El coyote –continúa Leni- llevaba ropa limpia para las niñas, pero no hubo tiempo de cambiarla a ella, que estaba mojada y llena de espinas. “En algún momento separaron a mi mamá de mi abuelo Tapia. Los interrogaron por separado. Él dijo que ella era su hija, que había nacido en Estados Unidos, pero había crecido con sus abuelos en México, por lo que no sabía inglés. Él llevaba un acta de nacimiento de su hija, Jenny. Mi mamá dice que no sabe cómo se le ocurrió decir que se llamaba Jenny”. 

Fue un milagro, sostiene. 

“Ok, váyanse. Rápido, before I change my mind”, contestó el oficial. 
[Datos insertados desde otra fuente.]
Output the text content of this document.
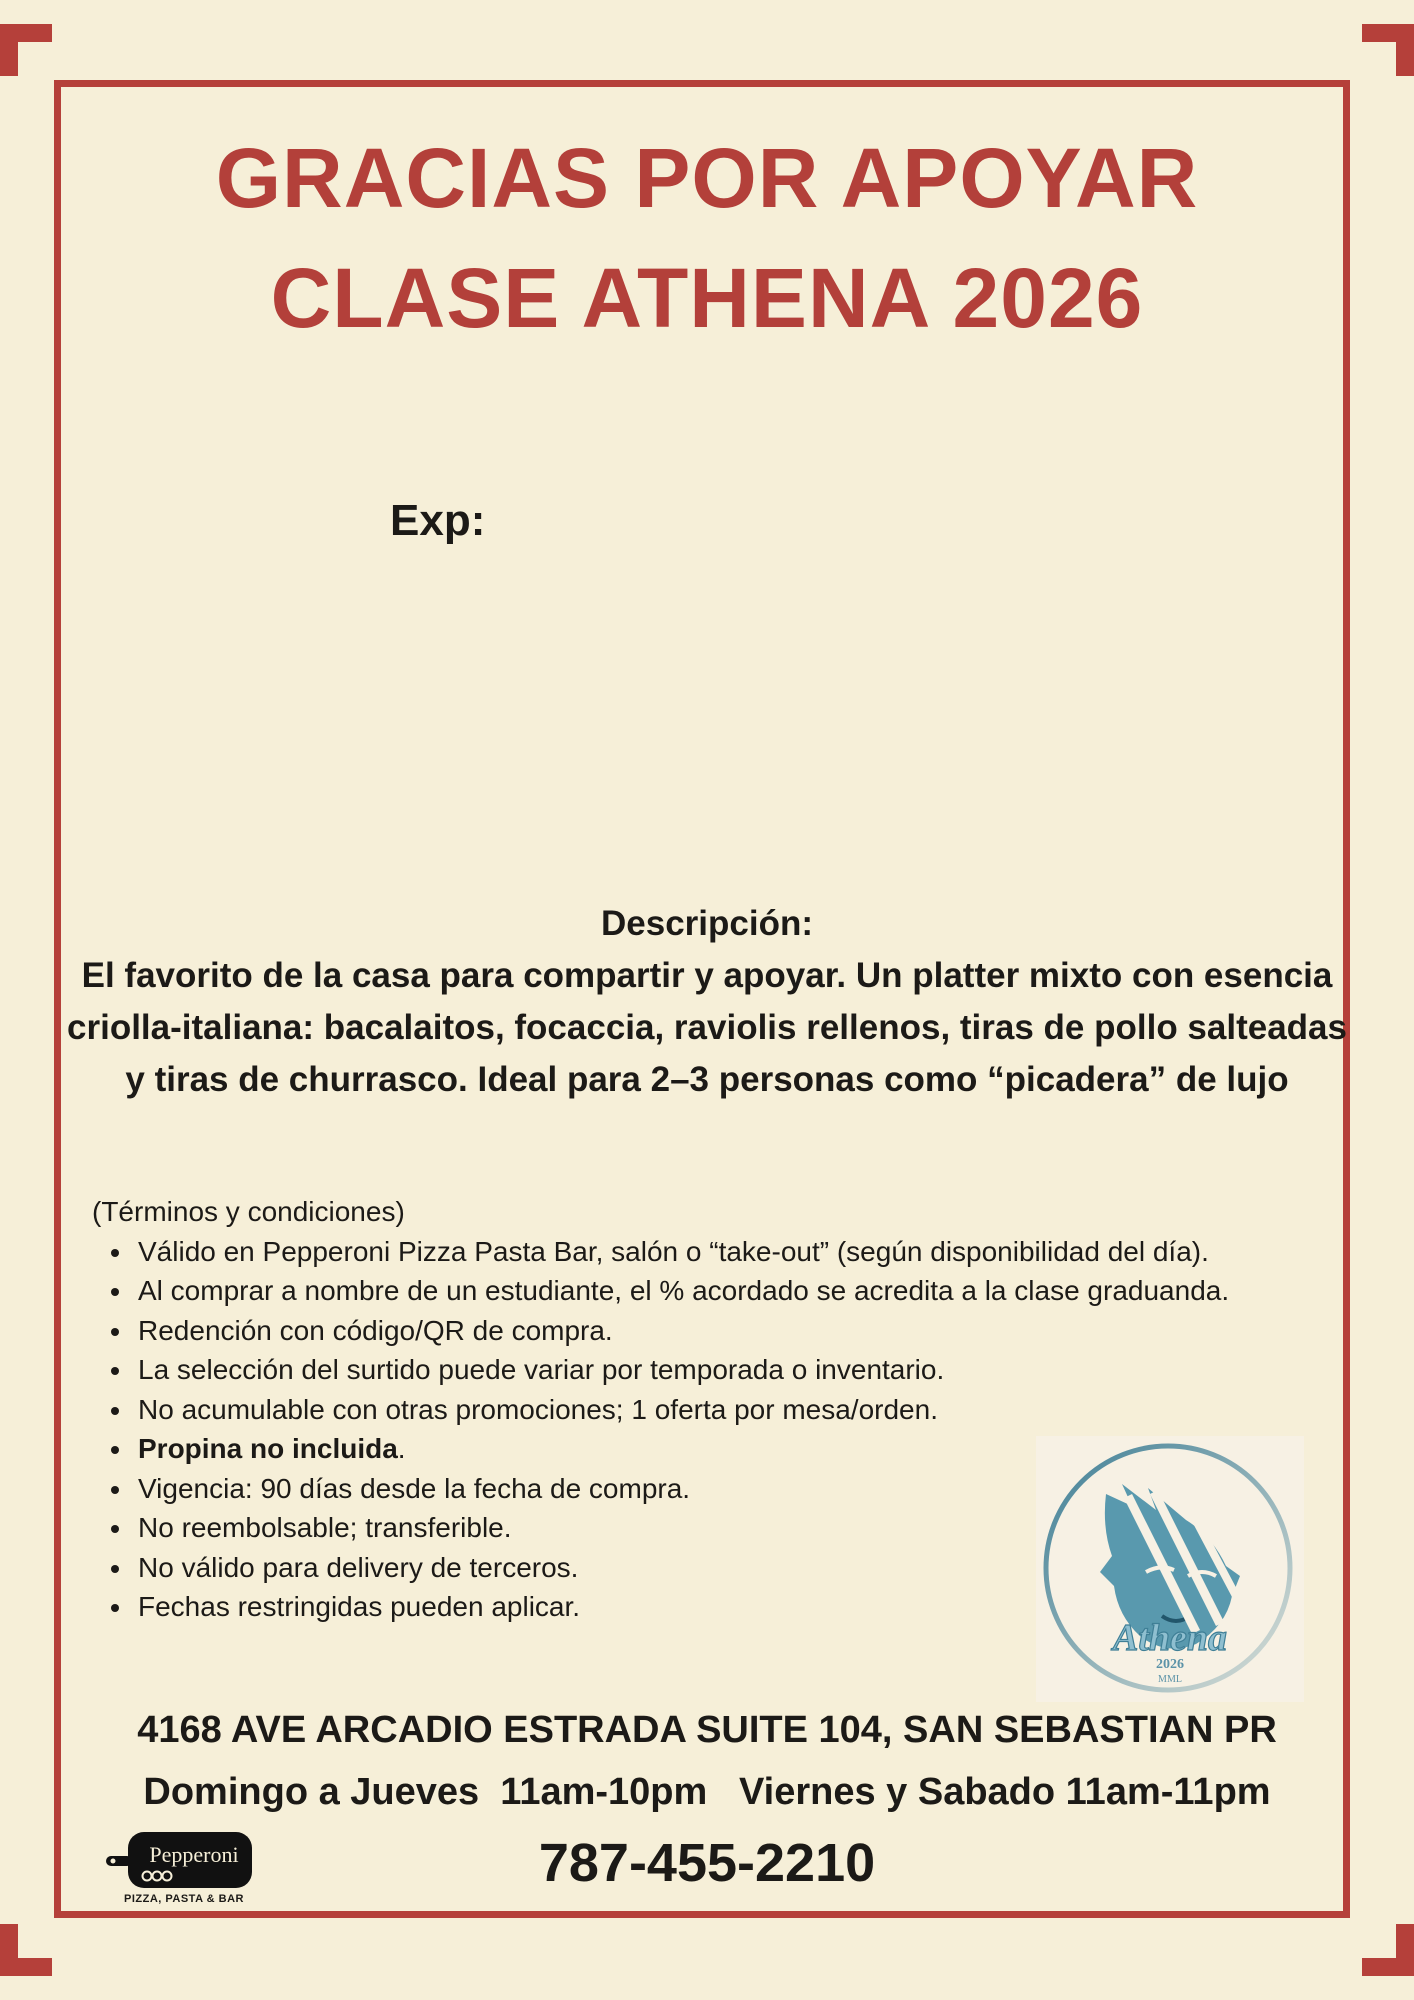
GRACIAS POR APOYAR
CLASE ATHENA 2026
Exp:
Descripción:
El favorito de la casa para compartir y apoyar. Un platter mixto con esencia criolla-italiana: bacalaitos, focaccia, raviolis rellenos, tiras de pollo salteadas y tiras de churrasco. Ideal para 2–3 personas como “picadera” de lujo
(Términos y condiciones)
• Válido en Pepperoni Pizza Pasta Bar, salón o “take-out” (según disponibilidad del día).
• Al comprar a nombre de un estudiante, el % acordado se acredita a la clase graduanda.
• Redención con código/QR de compra.
• La selección del surtido puede variar por temporada o inventario.
• No acumulable con otras promociones; 1 oferta por mesa/orden.
• Propina no incluida.
• Vigencia: 90 días desde la fecha de compra.
• No reembolsable; transferible.
• No válido para delivery de terceros.
• Fechas restringidas pueden aplicar.
Athena
2026
MML
4168 AVE ARCADIO ESTRADA SUITE 104, SAN SEBASTIAN PR
Domingo a Jueves  11am-10pm   Viernes y Sabado 11am-11pm
787-455-2210
Pepperoni
PIZZA, PASTA & BAR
En Florida, Leni creció con sus hermanos, como muchos niños, sin saberse indocumentada. Sus padres les protegieron así de la vergüenza –que sobrevendría igual. Con el tiempo, el jefe de la familia, que llegó como campesino, adquirió propiedades y abrió su propia empresa de jardinería. Hasta que estalló la crisis financiera de 2008 y comenzaron las restricciones para los habitantes “ilegales”. Con imposibilidad de renovar la licencia de conducir, vital para el negocio, vinieron apercibimientos y el padre terminó ante un juez. 

“Se entregaba todos los viernes y salía de la cárcel los domingos. Te agarramos una vez más y es una deportación, le dijeron. Y pues cada vez que entraba mi papá a esa cárcel, era ese vivir cada fin de semana de no saber si papá iba a llegar a casa. Así pasó como medio año. Nos enteramos que estábamos indocumentados. Yo ya estaba en mi junior year de high school y mi mamá dijo: te traje para salir adelante, y si vas a terminar like me, pues para comer frijoles, mejor en nuestro país”.

No se despidió de nadie, excepto de una amiga que, sabía, también era indocumentada.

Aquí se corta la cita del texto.